Mark G. wrote:
>> -----Original Message-----
>> From: Stephen Fisher
>> Sent: Tuesday, October 23, 2007 8:29 PM
>>
>> I could not think of a really good way to handle these 
>> filenames thatare unsavable when I implemeneted the export 
>> object feature.  Were you hoping to save all of the objects 
>> with filenames that increment or just the ones that are 
>> based on HTTP GET requests that cannot be saved with 
>> their HTTP GET filenames?
> 
> Either way would work. I think it would be simpler and 
> more intuitive to only use an incremental filename when 
> the exporter encounters a file with an invalid default 
> filename.
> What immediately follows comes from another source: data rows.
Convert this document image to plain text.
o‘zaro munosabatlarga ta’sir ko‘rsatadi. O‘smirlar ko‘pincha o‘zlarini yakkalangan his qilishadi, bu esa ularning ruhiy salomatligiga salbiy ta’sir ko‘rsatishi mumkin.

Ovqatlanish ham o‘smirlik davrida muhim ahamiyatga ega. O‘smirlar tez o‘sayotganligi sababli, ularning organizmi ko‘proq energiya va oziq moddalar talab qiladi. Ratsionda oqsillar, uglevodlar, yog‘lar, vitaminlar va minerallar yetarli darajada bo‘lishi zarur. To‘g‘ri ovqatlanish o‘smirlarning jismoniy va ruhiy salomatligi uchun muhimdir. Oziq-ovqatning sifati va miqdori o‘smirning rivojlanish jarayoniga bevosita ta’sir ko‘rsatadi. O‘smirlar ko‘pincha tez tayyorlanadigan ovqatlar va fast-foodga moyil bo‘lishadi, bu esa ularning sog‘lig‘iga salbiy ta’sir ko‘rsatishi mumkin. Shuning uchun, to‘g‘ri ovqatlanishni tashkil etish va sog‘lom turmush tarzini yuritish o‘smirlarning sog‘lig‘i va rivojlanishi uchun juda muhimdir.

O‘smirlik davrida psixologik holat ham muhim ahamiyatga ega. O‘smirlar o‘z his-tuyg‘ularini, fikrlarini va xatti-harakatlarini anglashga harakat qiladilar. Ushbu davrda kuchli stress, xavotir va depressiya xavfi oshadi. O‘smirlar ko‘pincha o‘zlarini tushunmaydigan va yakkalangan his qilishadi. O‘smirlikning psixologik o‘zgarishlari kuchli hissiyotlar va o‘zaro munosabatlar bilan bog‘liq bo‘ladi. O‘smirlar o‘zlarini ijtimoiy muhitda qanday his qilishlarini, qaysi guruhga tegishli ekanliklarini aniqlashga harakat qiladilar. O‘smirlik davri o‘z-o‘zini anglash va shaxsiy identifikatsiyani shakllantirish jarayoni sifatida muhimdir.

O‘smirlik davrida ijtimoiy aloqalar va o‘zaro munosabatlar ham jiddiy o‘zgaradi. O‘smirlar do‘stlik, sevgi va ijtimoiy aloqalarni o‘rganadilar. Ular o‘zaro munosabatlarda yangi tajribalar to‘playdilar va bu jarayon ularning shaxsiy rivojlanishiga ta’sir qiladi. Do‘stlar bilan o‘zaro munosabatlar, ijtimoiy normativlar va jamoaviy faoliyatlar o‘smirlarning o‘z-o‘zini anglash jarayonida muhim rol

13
I think an _ideal_ implementation would be to 
> provide a checkbox enabling the user to specify whether 
> he wants all exported objects to use the incremental 
> filename, or only the objects whose default filenames 
> are invalid. 

Grip (a CD ripper for Linux/*NIX) has a configuration item that lists 
characters that it is not allowed to put into file names--if any of 
those letters appear then it deletes them (or replaces them with a space?).

Since it's primarily Windows that should have this problem (AFAICR most 
*NIXs allow anything other than "/" in a file name) it should be easy 
enough to find a list of prohibited chars.

That would result in file names as close to the original as possible.